Citing ex-President Kufuor’s first year in office in advising that we do not limit our analysis to the physical only, but also engage intellectually, he said Ghana subscribed to the HIPIC initiative in the first year but there was no credit crunch, while President Mills met with the credit crunch, and given these two situations, one was more likely to perform better in his first year.

He also pointed to the leadership style currently in practice in Ghana - a democratic system of governance - not a military coup where one could engage in arbitrariness, but one that must obey due processes and under which the constitution is the working law, emphasizing that there is need to give the NDC room to operate and thereafter assess if they have acquitted themselves creditably and therefore deserve another chance or they failed and must therefore be voted out.

Explaining his assertion that Ghana is becoming a two-party state and why it would be difficult for any party to stay in power beyond eight years, Mr. Adjei said it is almost now predictable that government’s would rotate between the National Democratic Congress and the New Patriotic Party, explaining that the other existing parties are not so prominent during elections.

Parties, he said, win a second term in office because usually after four years it is difficult to convince oneself that the ruling party has done all it could, while the parties themselves even campaign for more time because they claim they met with debts and other difficulties. However if after eight years a government is unable to achieve all it must, its mandate cannot be extended any more so go it must.

He said the world over, parties are finding it very difficult to stay in power after two terms, and given what Ghana has seen from year 2000 and 2008 when the NDC and NPP respectively failed to keep their parties in government, the trend is also becoming our tradition.

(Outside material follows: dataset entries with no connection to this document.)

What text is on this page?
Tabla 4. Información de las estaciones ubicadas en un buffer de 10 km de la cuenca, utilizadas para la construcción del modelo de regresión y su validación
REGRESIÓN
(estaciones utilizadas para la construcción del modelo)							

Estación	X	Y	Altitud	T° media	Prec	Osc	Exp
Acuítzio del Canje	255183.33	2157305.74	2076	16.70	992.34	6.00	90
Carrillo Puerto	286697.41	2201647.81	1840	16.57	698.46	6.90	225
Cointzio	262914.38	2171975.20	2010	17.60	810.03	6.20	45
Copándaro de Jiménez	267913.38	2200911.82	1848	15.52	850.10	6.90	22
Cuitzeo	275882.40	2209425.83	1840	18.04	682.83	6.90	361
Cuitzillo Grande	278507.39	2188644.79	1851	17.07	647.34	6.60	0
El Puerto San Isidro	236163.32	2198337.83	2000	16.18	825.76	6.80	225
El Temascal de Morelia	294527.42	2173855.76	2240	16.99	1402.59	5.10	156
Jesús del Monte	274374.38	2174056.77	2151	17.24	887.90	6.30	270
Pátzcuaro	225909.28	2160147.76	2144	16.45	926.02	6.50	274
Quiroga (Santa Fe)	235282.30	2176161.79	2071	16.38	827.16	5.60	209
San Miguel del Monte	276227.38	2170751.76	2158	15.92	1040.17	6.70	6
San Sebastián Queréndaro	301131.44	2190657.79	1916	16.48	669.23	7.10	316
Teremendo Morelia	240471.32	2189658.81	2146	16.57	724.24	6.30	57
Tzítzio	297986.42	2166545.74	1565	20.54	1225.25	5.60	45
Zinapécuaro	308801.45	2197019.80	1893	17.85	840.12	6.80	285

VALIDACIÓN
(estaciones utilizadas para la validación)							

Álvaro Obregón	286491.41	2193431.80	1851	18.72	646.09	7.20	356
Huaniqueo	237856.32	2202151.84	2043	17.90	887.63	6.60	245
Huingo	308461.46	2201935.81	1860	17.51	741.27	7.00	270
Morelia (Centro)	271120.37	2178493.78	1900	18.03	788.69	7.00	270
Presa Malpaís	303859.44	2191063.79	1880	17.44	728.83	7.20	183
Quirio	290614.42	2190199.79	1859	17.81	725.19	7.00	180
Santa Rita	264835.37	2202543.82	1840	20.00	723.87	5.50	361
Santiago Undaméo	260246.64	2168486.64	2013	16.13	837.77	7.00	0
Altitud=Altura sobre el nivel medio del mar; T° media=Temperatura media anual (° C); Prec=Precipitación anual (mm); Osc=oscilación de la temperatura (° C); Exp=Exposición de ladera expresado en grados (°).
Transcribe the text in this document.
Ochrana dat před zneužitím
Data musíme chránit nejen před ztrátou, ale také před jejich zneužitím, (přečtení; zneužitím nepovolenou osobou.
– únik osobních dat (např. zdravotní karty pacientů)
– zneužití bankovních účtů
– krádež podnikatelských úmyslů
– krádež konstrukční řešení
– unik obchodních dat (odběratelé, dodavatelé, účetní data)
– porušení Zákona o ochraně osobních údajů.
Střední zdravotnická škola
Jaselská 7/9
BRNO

As for only one term it is possible but that will depend largely on a very abysmal performance. Kingsley Adjei said if the generality of the public decides that a party does not deserve another chance, perhaps owing to its actions considered unhelpful to the nation, then the opposition, for whatever reason they were voted out may be returned. On the reverse, the people may also decide that even though they are not being served as desired, they want to renew the mandate because those in opposition were worse.

On the clamour for change at elections, he said it is usually the opposition that chant the change slogan especially so when a ruling government has conducted affairs in such a way as to discomfort the people. He explained that in Africa and elsewhere where multi-party democracy is practiced, safe for cheating, after eight years the electorate usually concludes that a party has done all it could and must go – more so when a party staying for about 30 years could be a recipe for coups.

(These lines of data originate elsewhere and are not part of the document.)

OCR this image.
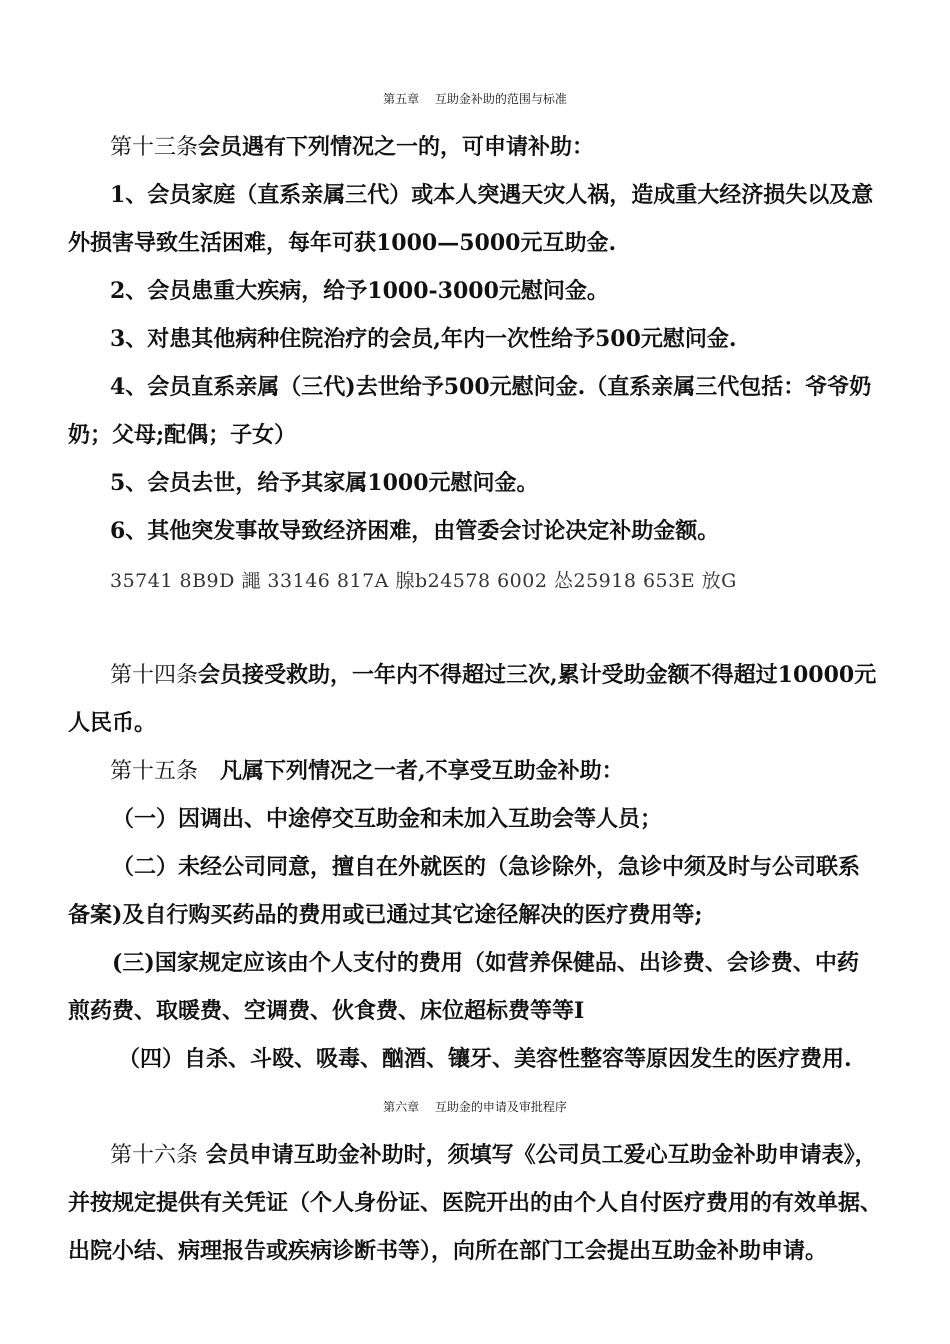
第五章　 互助金补助的范围与标准
第十三条会员遇有下列情况之一的，可申请补助：
1、会员家庭（直系亲属三代）或本人突遇天灾人祸，造成重大经济损失以及意
外损害导致生活困难，每年可获1000—5000元互助金.
2、会员患重大疾病，给予1000-3000元慰问金。
3、对患其他病种住院治疗的会员,年内一次性给予500元慰问金.
4、会员直系亲属（三代)去世给予500元慰问金.（直系亲属三代包括：爷爷奶
奶；父母;配偶；子女）
5、会员去世，给予其家属1000元慰问金。
6、其他突发事故导致经济困难，由管委会讨论决定补助金额。
35741 8B9D 譝 33146 817A 腺b24578 6002 怂25918 653E 放G
第十四条会员接受救助，一年内不得超过三次,累计受助金额不得超过10000元
人民币。
第十五条　凡属下列情况之一者,不享受互助金补助：
（一）因调出、中途停交互助金和未加入互助会等人员；
（二）未经公司同意，擅自在外就医的（急诊除外，急诊中须及时与公司联系
备案)及自行购买药品的费用或已通过其它途径解决的医疗费用等;
(三)国家规定应该由个人支付的费用（如营养保健品、出诊费、会诊费、中药
煎药费、取暖费、空调费、伙食费、床位超标费等等I
（四）自杀、斗殴、吸毒、酗酒、镶牙、美容性整容等原因发生的医疗费用.
第六章　 互助金的申请及审批程序
第十六条 会员申请互助金补助时，须填写《公司员工爱心互助金补助申请表》，
并按规定提供有关凭证（个人身份证、医院开出的由个人自付医疗费用的有效单据、
出院小结、病理报告或疾病诊断书等），向所在部门工会提出互助金补助申请。
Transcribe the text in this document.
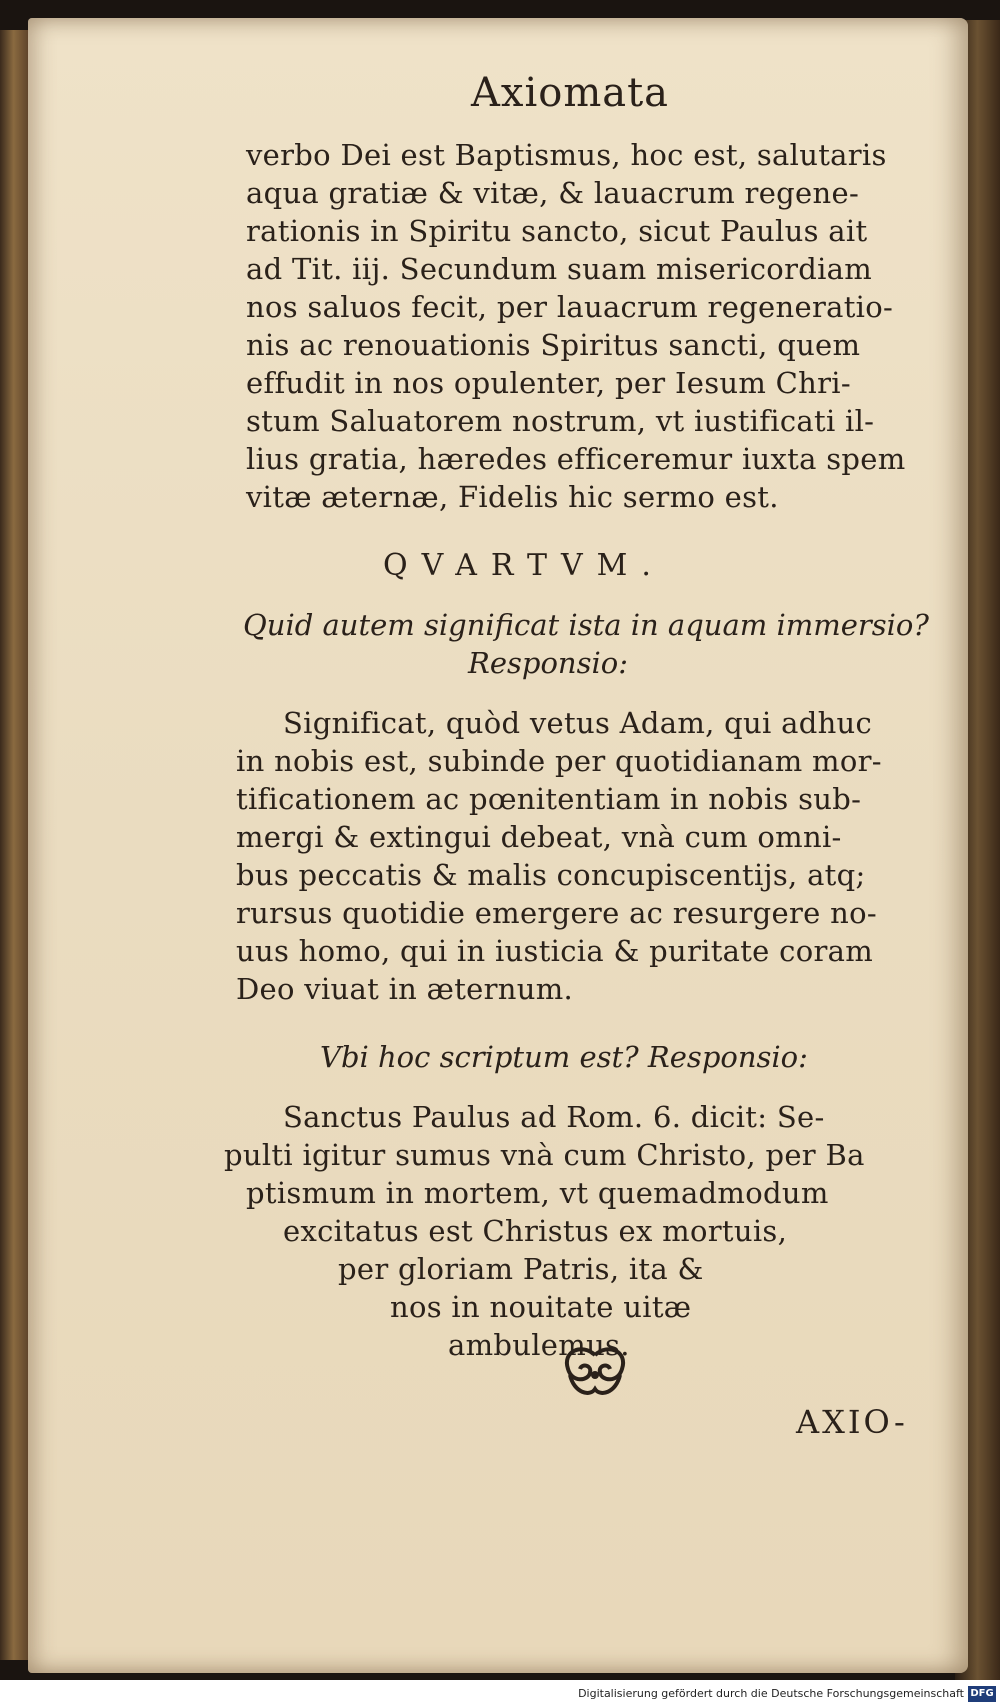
Axiomata
verbo Dei est Baptismus, hoc est, salutaris
aqua gratiæ & vitæ, & lauacrum regene-
rationis in Spiritu sancto, sicut Paulus ait
ad Tit. iij. Secundum suam misericordiam
nos saluos fecit, per lauacrum regeneratio-
nis ac renouationis Spiritus sancti, quem
effudit in nos opulenter, per Iesum Chri-
stum Saluatorem nostrum, vt iustificati il-
lius gratia, hæredes efficeremur iuxta spem
vitæ æternæ, Fidelis hic sermo est.
QVARTVM.
Quid autem significat ista in aquam immersio?
Responsio:
Significat, quòd vetus Adam, qui adhuc
in nobis est, subinde per quotidianam mor-
tificationem ac pœnitentiam in nobis sub-
mergi & extingui debeat, vnà cum omni-
bus peccatis & malis concupiscentijs, atq;
rursus quotidie emergere ac resurgere no-
uus homo, qui in iusticia & puritate coram
Deo viuat in æternum.
Vbi hoc scriptum est? Responsio:
Sanctus Paulus ad Rom. 6. dicit: Se-
pulti igitur sumus vnà cum Christo, per Ba
ptismum in mortem, vt quemadmodum
excitatus est Christus ex mortuis,
per gloriam Patris, ita &
nos in nouitate uitæ
ambulemus.
AXIO-
Digitalisierung gefördert durch die Deutsche Forschungsgemeinschaft DFG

Another thing that fuels the clamour for change, he said, could be how the living conditions of the political leadership has changed - money, cars and houses - Knowing the people elected into office did not have these previously. It could well be that they are doing very well but looking at how their conditions have improved, even if they are humble, we tend to say they are arrogant and so must go.

Kingsley Adjei said Change is good but it must not be sought for its sake, and it is the shortcomings of ruling governments, just like a team in a football game may concede a lot of goals if it makes too many mistakes, that ensures the opposition wins elections. The opposition does not have much to do but to sell your shortcomings to the electorate, and the people may also consider that perhaps it is only four years so they want to extend the time with another four years, during which the shortcomings may increase, while people in the party may likely become corrupt.

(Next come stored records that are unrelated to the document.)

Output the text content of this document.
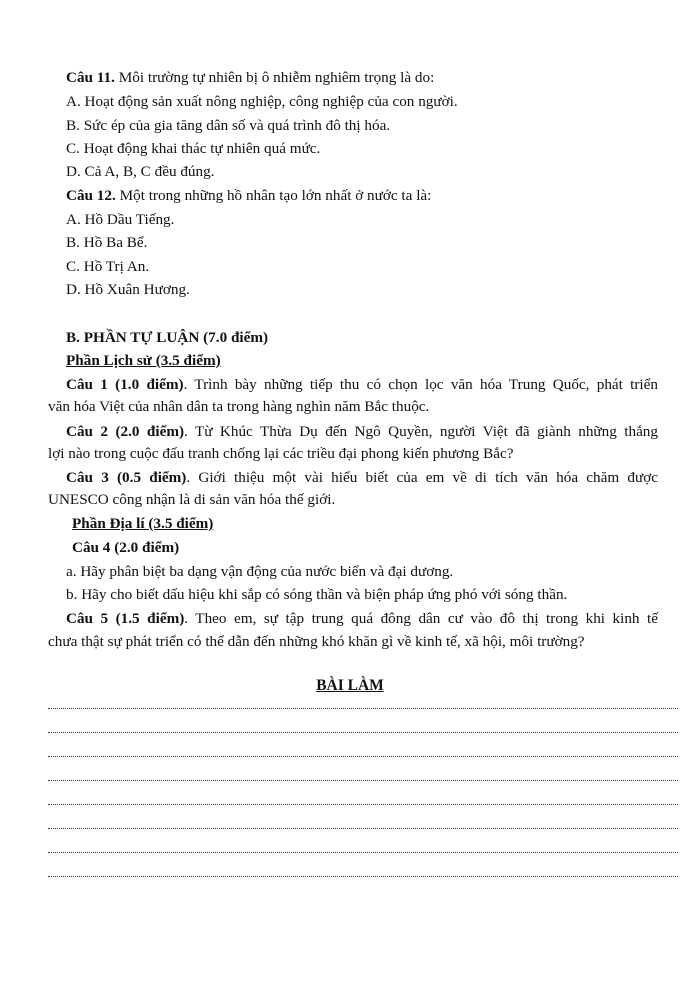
Câu 11. Môi trường tự nhiên bị ô nhiễm nghiêm trọng là do:
A. Hoạt động sản xuất nông nghiệp, công nghiệp của con người.
B. Sức ép của gia tăng dân số và quá trình đô thị hóa.
C. Hoạt động khai thác tự nhiên quá mức.
D. Cả A, B, C đều đúng.
Câu 12. Một trong những hồ nhân tạo lớn nhất ở nước ta là:
A. Hồ Dầu Tiếng.
B. Hồ Ba Bể.
C. Hồ Trị An.
D. Hồ Xuân Hương.
B. PHẦN TỰ LUẬN (7.0 điểm)
Phần Lịch sử (3.5 điểm)
Câu 1 (1.0 điểm). Trình bày những tiếp thu có chọn lọc văn hóa Trung Quốc, phát triển
văn hóa Việt của nhân dân ta trong hàng nghìn năm Bắc thuộc.
Câu 2 (2.0 điểm). Từ Khúc Thừa Dụ đến Ngô Quyền, người Việt đã giành những thắng
lợi nào trong cuộc đấu tranh chống lại các triều đại phong kiến phương Bắc?
Câu 3 (0.5 điểm). Giới thiệu một vài hiểu biết của em về di tích văn hóa chăm được
UNESCO công nhận là di sản văn hóa thế giới.
Phần Địa lí (3.5 điểm)
Câu 4 (2.0 điểm)
a. Hãy phân biệt ba dạng vận động của nước biển và đại dương.
b. Hãy cho biết dấu hiệu khi sắp có sóng thần và biện pháp ứng phó với sóng thần.
Câu 5 (1.5 điểm). Theo em, sự tập trung quá đông dân cư vào đô thị trong khi kinh tế
chưa thật sự phát triển có thể dẫn đến những khó khăn gì về kinh tế, xã hội, môi trường?
BÀI LÀM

He also cited the role of ethnic associations (Northern Peoples Party, Togoland Party, National Liberation Movement from the Ashanti Region, and the CPP that touted itself as a national party) and their relation to the political leadership; access to a fair share of the national cake; and the crucial role of Ghana’s swing regions – Western, Central and Greater Accra – as other factors that may keep a party in government or not irrespective of its performance, will drum home change until it is achieved.